Good hard calfskin probably makes the best surface for a strop. Excellent pieces may in general be obtained from the bookbinders for a trifle, and they are easily attached to the wooden holder by means of a little glue. Two surfaces are generally employed: one in its natural condition, and the other after being rubbed with some very hard but fine powder. Of the powders that have been suggested the following give good results: -
2. Emery, brought to a state of the very finest powder by grinding and washing.
3. The charcoal of wheat-straw, or the straw of grasses growing in swamps or marshy places. This charcoal owes its efficacy to the small quantity of silica which it contains.
4. Diatomaceous earth. Of this the famous Tripoli powder is a good example. Such earth is found quite extensively in this country. In its natural state the particles are too coarse, and the earth is apt to be gritty from the presence of fine sand. It should be well ground in a mortar and carefully washed.
5. The fine carbonaceous dust deposited in gas-retorts during the process of making gas. The particles of this black dust are as hard as diamonds, and cut steel rapidly: they are, in fact, very minute diamonds. All these powders ought to be carefully washed, or rather "elutriated," so as to separate the coarser particles and the impalpable dust, which does no good, but, on the contrary, clogs the cutting action of the material. After being carefully washed the powder is dried, and either mixed with a little tallow and wax, or the leather is first rubbed very lightly with the greasy mixture, and then very lightly coated with the powder. When made into cakes with grease the material is known as "razor-paste," and is sold as such. Crocus, in the form of cakes and sticks, can also be found in most tool-stores.
Diamond-dust, or the powder produced by rubbing diamonds against each other in the process of cutting and polishing them, possesses very powerful cutting qualities; and when properly used on suitable "laps" or metal blocks, it enables lis to give a very keen edge to every species of cutlery.
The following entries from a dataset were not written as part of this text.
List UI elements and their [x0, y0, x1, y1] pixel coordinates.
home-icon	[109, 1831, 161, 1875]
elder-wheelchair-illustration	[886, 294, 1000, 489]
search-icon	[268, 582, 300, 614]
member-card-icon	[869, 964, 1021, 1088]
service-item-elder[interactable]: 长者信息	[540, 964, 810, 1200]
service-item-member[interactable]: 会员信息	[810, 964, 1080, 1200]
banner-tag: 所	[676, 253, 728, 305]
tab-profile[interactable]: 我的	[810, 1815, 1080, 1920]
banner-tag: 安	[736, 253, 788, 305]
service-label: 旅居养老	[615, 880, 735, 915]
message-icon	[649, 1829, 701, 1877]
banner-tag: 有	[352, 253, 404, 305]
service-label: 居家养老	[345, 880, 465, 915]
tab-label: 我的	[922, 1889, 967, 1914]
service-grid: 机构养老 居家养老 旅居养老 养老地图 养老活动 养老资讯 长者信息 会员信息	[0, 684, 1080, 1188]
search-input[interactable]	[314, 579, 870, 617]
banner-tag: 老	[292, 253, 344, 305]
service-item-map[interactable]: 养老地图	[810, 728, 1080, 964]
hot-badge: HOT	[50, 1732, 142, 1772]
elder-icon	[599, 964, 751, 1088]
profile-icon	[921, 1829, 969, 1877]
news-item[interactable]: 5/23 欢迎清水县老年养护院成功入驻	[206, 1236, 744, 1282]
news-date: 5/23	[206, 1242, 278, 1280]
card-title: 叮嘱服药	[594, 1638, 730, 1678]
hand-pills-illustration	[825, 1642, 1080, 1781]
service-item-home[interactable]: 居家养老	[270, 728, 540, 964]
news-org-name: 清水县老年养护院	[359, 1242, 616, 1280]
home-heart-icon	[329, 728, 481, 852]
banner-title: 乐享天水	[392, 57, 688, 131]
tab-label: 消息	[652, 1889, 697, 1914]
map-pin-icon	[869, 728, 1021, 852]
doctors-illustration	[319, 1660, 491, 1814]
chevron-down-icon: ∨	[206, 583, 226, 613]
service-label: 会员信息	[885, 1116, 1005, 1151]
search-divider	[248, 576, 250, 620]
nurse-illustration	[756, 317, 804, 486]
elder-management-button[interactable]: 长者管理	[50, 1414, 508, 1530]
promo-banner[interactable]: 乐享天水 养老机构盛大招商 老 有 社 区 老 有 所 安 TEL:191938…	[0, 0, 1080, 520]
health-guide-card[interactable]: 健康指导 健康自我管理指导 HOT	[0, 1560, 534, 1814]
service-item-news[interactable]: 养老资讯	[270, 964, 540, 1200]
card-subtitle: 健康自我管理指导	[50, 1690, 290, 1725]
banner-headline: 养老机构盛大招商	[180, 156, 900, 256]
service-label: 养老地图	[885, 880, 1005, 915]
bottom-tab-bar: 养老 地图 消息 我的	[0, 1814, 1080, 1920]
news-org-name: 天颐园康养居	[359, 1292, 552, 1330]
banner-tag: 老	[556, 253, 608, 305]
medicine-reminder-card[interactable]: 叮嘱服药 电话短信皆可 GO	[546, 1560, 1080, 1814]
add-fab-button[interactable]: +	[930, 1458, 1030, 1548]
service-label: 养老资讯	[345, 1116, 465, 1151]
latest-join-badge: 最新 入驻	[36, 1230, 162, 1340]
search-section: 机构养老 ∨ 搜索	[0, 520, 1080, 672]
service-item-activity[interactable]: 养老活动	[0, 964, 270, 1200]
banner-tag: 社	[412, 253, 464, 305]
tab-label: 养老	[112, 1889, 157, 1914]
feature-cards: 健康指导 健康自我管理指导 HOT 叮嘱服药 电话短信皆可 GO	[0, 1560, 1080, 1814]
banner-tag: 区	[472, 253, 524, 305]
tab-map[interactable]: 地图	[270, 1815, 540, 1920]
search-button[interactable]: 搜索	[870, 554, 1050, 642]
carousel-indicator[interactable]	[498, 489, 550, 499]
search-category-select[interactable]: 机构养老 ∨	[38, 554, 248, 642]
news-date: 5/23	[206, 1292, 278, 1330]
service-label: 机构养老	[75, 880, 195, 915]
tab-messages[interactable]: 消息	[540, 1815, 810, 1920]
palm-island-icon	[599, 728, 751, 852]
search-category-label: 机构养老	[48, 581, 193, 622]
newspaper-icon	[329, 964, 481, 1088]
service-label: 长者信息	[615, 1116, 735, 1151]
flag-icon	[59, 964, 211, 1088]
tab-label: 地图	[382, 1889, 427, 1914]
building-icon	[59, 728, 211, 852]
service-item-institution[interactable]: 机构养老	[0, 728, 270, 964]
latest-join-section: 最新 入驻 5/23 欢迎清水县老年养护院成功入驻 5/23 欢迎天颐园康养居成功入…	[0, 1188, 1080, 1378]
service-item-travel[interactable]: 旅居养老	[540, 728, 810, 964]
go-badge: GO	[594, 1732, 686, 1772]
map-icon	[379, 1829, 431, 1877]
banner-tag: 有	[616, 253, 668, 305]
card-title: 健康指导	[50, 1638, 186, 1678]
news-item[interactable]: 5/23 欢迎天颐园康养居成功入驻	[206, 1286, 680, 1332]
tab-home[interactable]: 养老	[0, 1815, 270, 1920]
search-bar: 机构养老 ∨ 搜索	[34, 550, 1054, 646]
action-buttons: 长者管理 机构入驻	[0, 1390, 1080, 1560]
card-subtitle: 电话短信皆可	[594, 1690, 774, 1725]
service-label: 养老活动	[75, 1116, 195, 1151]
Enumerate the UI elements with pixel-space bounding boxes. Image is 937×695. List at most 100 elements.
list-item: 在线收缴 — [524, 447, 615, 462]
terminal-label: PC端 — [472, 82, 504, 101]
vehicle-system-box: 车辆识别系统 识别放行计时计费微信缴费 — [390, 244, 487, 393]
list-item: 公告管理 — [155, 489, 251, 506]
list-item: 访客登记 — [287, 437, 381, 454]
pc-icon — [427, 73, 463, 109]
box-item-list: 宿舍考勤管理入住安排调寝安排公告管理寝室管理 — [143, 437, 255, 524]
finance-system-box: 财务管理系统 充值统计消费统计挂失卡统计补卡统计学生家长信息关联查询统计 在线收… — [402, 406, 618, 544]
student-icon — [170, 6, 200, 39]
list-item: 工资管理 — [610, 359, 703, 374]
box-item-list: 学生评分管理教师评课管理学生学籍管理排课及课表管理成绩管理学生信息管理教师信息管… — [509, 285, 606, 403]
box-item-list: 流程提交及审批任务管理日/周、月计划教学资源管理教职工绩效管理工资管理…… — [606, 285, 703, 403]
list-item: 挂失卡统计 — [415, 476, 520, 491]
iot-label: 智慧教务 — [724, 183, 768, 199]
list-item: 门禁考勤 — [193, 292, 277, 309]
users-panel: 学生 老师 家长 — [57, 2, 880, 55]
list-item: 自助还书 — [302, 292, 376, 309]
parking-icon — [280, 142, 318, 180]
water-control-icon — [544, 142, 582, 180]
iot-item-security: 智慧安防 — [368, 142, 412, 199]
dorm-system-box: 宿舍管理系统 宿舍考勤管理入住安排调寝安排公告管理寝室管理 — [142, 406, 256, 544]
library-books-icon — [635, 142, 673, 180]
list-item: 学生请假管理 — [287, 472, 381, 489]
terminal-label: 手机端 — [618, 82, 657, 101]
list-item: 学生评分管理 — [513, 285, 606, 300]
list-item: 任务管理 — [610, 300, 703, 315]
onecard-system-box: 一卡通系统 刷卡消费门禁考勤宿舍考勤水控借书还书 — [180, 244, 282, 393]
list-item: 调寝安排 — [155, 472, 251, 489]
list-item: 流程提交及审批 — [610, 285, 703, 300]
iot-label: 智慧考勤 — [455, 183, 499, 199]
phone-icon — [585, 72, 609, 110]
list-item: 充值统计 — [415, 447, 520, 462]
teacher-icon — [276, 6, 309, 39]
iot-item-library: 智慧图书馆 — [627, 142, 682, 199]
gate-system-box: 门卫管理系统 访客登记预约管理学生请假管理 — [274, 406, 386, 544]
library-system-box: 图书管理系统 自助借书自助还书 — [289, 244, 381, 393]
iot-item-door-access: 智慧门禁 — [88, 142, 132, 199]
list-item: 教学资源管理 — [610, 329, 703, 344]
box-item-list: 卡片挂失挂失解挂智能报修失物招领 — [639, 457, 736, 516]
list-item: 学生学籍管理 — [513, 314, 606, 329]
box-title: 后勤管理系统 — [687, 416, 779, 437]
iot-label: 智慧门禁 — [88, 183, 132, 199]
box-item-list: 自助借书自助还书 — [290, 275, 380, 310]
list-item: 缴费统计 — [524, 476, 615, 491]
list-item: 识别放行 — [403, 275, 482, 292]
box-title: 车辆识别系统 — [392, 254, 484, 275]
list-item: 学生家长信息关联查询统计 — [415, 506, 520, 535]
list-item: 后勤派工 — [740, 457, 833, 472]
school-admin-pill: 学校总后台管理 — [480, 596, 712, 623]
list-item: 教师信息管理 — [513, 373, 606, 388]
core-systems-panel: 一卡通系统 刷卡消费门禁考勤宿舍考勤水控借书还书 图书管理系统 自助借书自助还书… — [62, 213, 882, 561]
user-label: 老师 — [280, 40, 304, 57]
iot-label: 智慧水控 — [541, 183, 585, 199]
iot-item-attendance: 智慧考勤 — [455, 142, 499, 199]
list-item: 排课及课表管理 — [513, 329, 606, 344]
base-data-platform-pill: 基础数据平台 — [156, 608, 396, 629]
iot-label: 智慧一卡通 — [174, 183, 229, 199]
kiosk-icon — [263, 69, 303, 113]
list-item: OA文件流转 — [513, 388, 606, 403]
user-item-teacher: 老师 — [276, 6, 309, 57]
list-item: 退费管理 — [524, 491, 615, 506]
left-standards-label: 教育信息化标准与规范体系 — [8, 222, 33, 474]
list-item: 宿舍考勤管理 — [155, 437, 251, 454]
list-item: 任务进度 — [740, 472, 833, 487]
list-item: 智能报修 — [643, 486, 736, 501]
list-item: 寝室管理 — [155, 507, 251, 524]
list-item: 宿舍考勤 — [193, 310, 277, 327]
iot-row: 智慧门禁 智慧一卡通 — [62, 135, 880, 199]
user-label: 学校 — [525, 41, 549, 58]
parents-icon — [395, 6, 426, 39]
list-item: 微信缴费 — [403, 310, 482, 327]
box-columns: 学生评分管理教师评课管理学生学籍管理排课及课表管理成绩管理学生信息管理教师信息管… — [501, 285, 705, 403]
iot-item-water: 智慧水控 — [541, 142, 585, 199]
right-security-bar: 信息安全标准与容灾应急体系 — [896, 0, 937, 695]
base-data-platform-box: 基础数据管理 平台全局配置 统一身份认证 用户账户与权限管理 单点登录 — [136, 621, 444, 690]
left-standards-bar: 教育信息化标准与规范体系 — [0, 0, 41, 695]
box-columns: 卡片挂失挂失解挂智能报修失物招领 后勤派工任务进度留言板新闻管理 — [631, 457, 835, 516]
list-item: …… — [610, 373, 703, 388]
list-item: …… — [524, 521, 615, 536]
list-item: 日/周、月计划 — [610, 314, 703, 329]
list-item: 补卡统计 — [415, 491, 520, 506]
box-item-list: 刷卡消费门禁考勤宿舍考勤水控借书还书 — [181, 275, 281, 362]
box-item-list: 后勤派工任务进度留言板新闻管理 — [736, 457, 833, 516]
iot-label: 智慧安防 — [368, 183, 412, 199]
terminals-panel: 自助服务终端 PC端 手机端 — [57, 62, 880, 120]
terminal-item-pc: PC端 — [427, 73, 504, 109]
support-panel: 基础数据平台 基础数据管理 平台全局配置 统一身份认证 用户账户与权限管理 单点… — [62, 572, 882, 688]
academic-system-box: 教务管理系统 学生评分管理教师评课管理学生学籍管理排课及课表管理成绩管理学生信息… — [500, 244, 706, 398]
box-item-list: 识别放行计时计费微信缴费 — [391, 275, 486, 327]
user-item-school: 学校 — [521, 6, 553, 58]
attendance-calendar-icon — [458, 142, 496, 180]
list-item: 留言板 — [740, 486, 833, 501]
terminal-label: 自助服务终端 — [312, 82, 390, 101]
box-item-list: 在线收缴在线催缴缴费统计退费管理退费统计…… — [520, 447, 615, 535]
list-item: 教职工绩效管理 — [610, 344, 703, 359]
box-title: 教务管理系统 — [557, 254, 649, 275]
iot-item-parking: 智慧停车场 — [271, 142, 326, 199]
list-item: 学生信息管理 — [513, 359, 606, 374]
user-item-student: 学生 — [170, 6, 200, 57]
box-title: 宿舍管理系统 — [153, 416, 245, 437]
Cooley tells us that "the discovery, or assumed discovery, of this fact, a few years since, led certain knaves to extensively advertise and puff a spurious preparation (powdered quartz) under the same of diamond-dust. In a short time the demand for the fictitious article became immense. It soon, however, acquired a bad notoriety. Instead of sharpening cutting instruments it infallibly destroyed their edge, and was particularly unfortunate in converting razors into saws. This discovery was not made until it was in the hands of the majority of the adults in the kingdom; nor before the scamps who had manufactured and vended it had realized a moderate fortune."
It is very evident, however, that the evil effects in this case arose from wrong methods of manufacture and preparation. Quartz crystals,which have been frequently sold as 'diamonds,' under the names of "California diamonds," "Alaska diamonds," etc., were ground as finely as ordinary stamping-mills would grind them: the powder was bolted or sifted, and in this state placed on the market. Now, it is the last degree of pulverization that costs in this case. It is easy to reduce the quartz to coarse powder, and not very difficult to obtain a tolerably fine powder; but to get a quartz powder sufficiently fine and free from coarse particles to serve as a polisher or sharpener for cutlery is a more difficult matter. From experiments we have made it would seem that pulverized quartz might be a very valuable grinding and polishing material; and as it can be had in almost unlimited quantities for nothing, it offers a fine field for enterprise. When thoroughly ground it should be first sifted or bolted, and then washed or elutriated, so as to separate all grit.